Nach dem Essen steigt die Stimmung spürbar. Wir trinken weiter. Der DRS Chef ist bereits auf dem Heimweg und David erzählt von einem dreiwöchigen Lehrgang den er 1983 in der Schweiz belegte. Einst habe man ihn dann wieder geladen, nach Basel „but they didn’t want me to talk at the campus , because of my different ideology. They wanted to take me to some remote offspace. Finally I didn’t go.“ Die Schlacht um die theoretische Vorherrschaft in der Grafik wird mit harten Bandagen geführt, denke ich. Da taucht Spiekermann auf, der deutsche Professor, Meister der Theorie. Er ist im gehen und weist uns zurecht. „Hättet ihr in Amerika neben jemand geraucht der gerade isst hätte man euch schon lange erschossen.“ Ein seltsamer Moment, eine lange, seinerseits sehr herzliche Verabschiedung von Carson folgt. Ist das die Deutsch-Amerikanische Freundschaft? Der Amerikaner ist verwirrt. „No, they wouldn’t have shot you in America. And besides, who is this Spiekerman? What did he do for Graphicdesign? He’s just a businessman. Everytime they are planning a panel, they take him just because they don’t know anybody else from Germany. It’s like: South Africa – we take this guy, France? Him. Germany? Hmmm.. Ah! I know, let’s take Spiekermann. Alright next. He’s like a frustrated comedian to me.“ David ist in Fahrt. „Some years ago, I really expected german design to go big. I was working with those guys from tomatoe, and I saw that in Germany they had everything you need to make it. One day I told this to a friend of mine, but he said: Look David, they won’t get it. They don’t have this free spirit. He was right.“
Etwas später laden wir die Dozentin aus Basel zu uns, sie entpuppt sich als die Nachfolgerin des Lehrstuhlinhabers welcher Carson einst verbot am Campus zu sprechen. Die beiden verstehen sich prächtig, so schnell werden Gräben geschlossen. Pax Helvetica. Beide entschliessen sich zur Party zu kommen, wir nehmen uns ein Taxi und fahren gemeinsam. Im Auto wird gelacht, nicht nur Carson ist in Hochform. Wir haben Spass. Ich will Spass.
(Bild Play)
Ein paar flotte Smalltalks später treffe ich David an der Bar. „Where is the Basel woman?“ fragt er. Doch diese ist nirgends zu finden. „Ist es nicht einfacher eine Frau zu finden wenn man so lebt wie du?“ frage ich ihn. Er schüttelt den Kopf. „Cash und Fame ändern doch irgendwie gar nichts denke ich. Ihm geht’s genau wie mir.“ Carson sucht, Carson trinkt, Carson flucht. Etwas verloren steht er in der Menge, trinkt weiter und steht abseits. Beats hämmern, Werber labern. Man sieht es ihm an: Kein Grund zu bleiben. An diesem Abend ging alles um die schöne Schweizerin, und Helvetica ist weder „dull“ noch „grey“ noch „stiff“. David mag Helvetica.
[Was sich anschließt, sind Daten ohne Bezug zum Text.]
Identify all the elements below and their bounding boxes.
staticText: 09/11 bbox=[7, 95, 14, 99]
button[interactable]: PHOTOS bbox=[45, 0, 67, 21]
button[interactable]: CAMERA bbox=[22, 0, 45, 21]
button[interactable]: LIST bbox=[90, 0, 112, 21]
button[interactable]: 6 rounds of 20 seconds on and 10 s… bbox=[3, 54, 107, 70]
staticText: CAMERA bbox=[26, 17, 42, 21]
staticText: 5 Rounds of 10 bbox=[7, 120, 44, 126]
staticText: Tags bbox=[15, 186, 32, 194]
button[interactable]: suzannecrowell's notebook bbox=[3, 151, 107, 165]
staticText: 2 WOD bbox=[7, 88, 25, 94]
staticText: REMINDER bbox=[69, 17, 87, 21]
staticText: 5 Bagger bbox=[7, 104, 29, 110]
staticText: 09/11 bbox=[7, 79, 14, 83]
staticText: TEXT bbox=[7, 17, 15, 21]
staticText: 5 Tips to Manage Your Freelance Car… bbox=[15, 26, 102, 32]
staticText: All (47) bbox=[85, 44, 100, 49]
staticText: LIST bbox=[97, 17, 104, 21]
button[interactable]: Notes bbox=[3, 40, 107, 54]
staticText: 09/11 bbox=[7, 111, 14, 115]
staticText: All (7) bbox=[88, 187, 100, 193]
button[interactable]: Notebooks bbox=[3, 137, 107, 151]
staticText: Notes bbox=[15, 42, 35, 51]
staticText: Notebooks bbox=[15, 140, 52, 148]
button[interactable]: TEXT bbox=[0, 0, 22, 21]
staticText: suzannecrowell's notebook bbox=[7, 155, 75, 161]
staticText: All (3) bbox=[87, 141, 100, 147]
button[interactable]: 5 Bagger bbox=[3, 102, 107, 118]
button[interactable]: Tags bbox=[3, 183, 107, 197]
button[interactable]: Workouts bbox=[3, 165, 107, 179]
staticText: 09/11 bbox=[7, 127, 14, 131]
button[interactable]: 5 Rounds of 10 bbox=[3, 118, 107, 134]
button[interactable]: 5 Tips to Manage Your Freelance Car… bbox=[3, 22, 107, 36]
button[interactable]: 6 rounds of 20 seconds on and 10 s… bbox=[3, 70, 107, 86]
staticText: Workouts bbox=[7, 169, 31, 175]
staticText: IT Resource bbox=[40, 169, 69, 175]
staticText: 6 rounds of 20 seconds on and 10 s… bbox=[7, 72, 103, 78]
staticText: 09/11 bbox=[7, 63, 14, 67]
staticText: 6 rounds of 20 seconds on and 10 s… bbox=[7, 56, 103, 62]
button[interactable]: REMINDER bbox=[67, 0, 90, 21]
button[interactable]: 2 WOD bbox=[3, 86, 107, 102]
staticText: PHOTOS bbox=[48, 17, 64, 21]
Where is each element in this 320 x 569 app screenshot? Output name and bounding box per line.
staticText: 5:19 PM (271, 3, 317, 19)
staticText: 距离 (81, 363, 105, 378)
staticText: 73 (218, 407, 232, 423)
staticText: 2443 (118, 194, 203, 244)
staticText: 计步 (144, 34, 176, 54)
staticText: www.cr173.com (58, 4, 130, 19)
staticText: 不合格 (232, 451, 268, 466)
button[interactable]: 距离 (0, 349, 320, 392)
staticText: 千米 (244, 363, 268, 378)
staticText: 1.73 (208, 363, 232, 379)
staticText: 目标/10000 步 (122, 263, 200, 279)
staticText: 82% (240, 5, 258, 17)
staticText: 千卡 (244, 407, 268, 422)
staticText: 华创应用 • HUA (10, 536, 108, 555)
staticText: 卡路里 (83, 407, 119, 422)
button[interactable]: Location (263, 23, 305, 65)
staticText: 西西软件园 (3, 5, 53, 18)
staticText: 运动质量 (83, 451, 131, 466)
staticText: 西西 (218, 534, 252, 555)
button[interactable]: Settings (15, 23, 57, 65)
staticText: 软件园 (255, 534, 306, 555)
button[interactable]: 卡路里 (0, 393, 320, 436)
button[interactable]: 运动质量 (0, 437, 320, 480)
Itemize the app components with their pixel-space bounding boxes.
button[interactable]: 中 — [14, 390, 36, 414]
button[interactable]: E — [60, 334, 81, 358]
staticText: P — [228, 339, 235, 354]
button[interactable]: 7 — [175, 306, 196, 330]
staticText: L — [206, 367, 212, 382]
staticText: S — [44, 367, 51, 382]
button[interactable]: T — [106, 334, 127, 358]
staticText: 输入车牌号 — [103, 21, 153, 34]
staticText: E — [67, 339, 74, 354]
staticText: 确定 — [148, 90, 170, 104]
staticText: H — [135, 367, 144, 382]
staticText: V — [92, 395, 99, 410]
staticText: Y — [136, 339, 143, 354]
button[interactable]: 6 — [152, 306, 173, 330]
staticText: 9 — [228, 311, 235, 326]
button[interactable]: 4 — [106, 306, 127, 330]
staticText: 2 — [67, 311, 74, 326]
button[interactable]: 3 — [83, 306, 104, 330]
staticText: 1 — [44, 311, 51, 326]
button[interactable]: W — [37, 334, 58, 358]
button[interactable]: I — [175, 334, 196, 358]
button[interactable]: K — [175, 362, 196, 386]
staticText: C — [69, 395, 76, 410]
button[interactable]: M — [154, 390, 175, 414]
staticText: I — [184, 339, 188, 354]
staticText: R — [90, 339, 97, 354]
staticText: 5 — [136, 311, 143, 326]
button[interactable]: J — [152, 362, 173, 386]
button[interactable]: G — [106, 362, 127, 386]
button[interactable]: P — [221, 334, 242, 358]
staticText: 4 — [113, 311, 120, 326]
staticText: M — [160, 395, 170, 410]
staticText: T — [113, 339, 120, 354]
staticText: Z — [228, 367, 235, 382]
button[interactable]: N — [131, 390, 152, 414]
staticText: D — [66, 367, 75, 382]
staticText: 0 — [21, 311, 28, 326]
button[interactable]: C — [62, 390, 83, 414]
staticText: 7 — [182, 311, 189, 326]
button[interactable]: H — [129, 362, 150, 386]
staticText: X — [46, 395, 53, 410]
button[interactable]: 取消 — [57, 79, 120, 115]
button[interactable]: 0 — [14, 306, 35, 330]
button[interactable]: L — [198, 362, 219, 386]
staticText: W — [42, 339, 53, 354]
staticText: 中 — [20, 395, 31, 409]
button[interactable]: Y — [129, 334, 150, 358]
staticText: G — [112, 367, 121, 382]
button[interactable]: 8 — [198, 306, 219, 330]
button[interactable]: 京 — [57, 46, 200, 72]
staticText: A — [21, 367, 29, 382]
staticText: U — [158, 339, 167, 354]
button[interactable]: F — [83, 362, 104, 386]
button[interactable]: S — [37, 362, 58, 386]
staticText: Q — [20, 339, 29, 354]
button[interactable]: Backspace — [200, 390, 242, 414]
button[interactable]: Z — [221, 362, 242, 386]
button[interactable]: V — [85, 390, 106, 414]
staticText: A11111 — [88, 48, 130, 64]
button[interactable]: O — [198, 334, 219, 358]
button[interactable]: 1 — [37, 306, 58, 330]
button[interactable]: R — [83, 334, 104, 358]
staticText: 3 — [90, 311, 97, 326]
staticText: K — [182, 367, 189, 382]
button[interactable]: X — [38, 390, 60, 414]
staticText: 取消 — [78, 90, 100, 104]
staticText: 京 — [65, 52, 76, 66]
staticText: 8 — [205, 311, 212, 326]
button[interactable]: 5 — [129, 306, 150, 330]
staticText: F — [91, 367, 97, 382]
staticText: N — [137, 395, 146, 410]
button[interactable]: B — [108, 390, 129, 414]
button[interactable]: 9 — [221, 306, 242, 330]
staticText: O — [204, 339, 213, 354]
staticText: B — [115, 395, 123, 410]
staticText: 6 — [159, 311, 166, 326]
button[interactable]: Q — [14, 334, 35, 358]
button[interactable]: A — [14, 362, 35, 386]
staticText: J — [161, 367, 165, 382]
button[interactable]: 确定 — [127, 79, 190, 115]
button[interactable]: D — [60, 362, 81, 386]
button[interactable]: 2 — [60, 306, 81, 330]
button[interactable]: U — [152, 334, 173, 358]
Carson ist verschwunden, nicht mehr aufzufinden. Ich suche ausserhalb des Gebäudes, laufe das Maag Areal ab. Es ist kalt und still. Nur an der Bar liegt noch sein Geschenk, ein Buch über Schrifttypen. Ich mache mir Sorgen. Bizarrerweise logiert er im Hotel Walhalla, dort wo all die Götter wohnen. Doch auch am Sonntag keine Nachricht im Hotel. Walhalla ist nicht der Ort für David. David lebt. Und die schöne Schweizerin ist eine Deutsche. Wie sagte Spiekerman an der Paneldiskussion? „In fact we should call Helvetica Teutonica.“
Keine Sorge, am späten Sonntagnachmittag ist Carson im Walhalla aufgetaucht. Unansprechbar sei er gewesen munkelt man. Ich habe ihm sein Buch an der Rezeption hinterlegt. Mit einer CD. Ungefragt. Weil ich ihn mochte. Weil ich mal Skater war und Transworld las und all die Punks nicht mochte die sagten „Skate and Destroy“. Sein Buch über Grafik werde ich mir auch mal holen. Ist bestimmt gut. Bon Voyage, David. Surf it up.
Nur ein Tipp - du musst die Welle spüren.